Two-Photon In Vivo Imaging of the Mouse Retina

Take an anesthetized transgenic mouse with its head secured at an angle on a holder for in vivo imaging of the mouse retina.          

The retina contains retinal ganglion cells, or RGCs, expressing a fluorophore-tagged protein.

Apply eye lubricant and mount a coverslip over the eye.

Under a microscope, uniformly illuminate the retina to excite the fluorescent proteins in the RGCs.

Using the emitted fluorescence, obtain a widefield view of the focal plane RGCs and out-of-focus RGCs.

Switch to two-photon imaging mode, focusing low-energy near-infrared light into the RGC layer.

At the focal point, the combined energy from two photons excites the fluorophore, which then releases energy as fluorescence. 

As the excitation is confined to a single point, fluorescence from other focal planes is minimized.

Capture images at multiple focal planes along the z-axis to image the entire RGC layer.

Apply lubricant eyedrops to both eyes of the mouse. Rotate the main arm of the head holder until the pupil of one eye is oriented in line with the light path, and place a number 1.5 coverslip into the compact filter holder. After securing the holder to the microscope stage, lower the coverslip until it contacts the lubricant i-gel without touching the cornea. And adjust the stage in the xy dimension and the objective z position until the widefield excitation light fully covers the cornea.

Use the eyepiece to continue to adjust the z position, until the fluorescent cells or structures in the retina come into focus, increasing the epifluorescence illuminator as necessary to resolve individual cells or structures of interest. Fine-tune alignment of the retina with the imaging light path. Adjust the head angle until only expansion or contraction of the out-of-focus light occurs when changing the focal plane, minimizing xy distortions.

Then turn off the epifluorescence illuminator and close the illuminator shutter. For two-photon imaging, follow all institutional laser safety protocols. Turn off and cover all ambient light and switch the excitation light path to the laser and the emission light path to the PMTs.

In the image acquisition software, set the frame size to 512 by 512 and the frame average to 3. Set the z-stepping to start at the top of the stack and progress downward, minimizing the two-photon laser activation of the photoreceptors. Turn on and enable the PMTs, and adjust the voltage to 680 volts.

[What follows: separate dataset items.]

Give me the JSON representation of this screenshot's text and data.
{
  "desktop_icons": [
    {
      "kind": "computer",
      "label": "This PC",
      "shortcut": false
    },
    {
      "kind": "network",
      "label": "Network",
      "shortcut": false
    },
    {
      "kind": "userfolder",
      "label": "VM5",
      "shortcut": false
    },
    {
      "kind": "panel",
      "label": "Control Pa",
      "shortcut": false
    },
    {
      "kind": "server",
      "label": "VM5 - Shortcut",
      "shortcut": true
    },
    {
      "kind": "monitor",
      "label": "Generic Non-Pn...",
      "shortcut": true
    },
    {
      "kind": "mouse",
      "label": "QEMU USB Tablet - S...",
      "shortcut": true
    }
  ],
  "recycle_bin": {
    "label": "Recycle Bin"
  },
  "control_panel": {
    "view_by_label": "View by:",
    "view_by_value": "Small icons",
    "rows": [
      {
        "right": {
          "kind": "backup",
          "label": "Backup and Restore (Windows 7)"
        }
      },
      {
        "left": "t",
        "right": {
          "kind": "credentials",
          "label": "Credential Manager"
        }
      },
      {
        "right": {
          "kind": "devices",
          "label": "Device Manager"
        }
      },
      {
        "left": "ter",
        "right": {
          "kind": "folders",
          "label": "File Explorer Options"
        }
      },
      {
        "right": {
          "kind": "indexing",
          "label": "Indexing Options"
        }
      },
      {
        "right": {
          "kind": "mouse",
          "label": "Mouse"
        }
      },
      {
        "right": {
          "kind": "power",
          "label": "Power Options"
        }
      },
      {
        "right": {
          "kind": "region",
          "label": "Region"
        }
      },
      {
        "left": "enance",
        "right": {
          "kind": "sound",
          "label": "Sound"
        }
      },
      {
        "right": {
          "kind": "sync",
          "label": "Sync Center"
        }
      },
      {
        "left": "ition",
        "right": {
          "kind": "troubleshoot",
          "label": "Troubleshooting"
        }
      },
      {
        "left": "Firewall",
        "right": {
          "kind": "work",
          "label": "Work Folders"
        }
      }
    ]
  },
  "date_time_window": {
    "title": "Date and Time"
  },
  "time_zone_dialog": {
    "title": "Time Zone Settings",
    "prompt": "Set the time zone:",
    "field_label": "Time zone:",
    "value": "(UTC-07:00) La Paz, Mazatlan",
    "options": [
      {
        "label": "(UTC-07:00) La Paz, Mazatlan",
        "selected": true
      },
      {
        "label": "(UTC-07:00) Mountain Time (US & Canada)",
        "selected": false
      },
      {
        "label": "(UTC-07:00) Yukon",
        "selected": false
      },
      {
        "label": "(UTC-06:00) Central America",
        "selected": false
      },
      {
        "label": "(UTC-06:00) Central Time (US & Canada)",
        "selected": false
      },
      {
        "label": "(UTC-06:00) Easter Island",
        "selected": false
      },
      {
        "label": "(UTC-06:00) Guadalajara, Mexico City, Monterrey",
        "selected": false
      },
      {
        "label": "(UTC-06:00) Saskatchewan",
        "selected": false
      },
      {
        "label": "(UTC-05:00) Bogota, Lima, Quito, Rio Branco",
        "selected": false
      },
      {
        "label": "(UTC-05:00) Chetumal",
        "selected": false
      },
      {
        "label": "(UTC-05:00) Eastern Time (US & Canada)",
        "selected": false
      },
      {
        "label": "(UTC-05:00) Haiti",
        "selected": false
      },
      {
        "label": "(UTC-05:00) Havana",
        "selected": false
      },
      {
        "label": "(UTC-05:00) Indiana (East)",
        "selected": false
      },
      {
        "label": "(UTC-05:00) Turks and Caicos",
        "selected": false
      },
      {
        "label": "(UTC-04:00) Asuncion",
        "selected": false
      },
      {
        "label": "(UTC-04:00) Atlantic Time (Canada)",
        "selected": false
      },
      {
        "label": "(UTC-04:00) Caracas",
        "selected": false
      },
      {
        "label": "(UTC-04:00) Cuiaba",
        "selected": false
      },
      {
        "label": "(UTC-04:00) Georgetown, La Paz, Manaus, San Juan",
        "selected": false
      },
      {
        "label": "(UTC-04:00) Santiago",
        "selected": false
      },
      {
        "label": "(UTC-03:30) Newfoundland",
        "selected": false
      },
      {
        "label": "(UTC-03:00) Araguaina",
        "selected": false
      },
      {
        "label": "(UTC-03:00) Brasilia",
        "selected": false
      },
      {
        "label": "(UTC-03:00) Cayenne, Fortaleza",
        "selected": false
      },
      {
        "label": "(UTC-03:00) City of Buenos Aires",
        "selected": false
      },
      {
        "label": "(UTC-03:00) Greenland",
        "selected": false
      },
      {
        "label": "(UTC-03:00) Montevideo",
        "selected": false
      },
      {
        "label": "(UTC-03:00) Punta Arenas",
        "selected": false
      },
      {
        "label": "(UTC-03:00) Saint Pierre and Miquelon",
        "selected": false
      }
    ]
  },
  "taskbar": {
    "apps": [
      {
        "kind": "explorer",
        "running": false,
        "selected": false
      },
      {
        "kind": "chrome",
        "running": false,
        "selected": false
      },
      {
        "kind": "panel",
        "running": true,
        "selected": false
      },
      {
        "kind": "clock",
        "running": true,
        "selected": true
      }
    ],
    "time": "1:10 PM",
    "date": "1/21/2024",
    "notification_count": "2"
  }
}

Enable the imaging and emission shutters. Begin a live image preview of the target tissue starting at a 1% laser power, and auto-adjust the display brightness to visualize the cells or structures of interest. If the target tissue is dim or unclear, increase the laser power percentage until structures become visible without surpassing 45 milliwatts.

Maneuver the microscope stage in the xy direction to center on a desired imaging area, and navigate to the z plane, with the structures of interest in focus. For a chronic time-lapse experiment, open a previously obtained image to use as a reference for the cells of interest, taking care that the angle of imaging in the current image is similar to that of the previous images. Then navigate to the upper and lowermost z planes of interest to set the z limits of the imaging stack and acquire the image.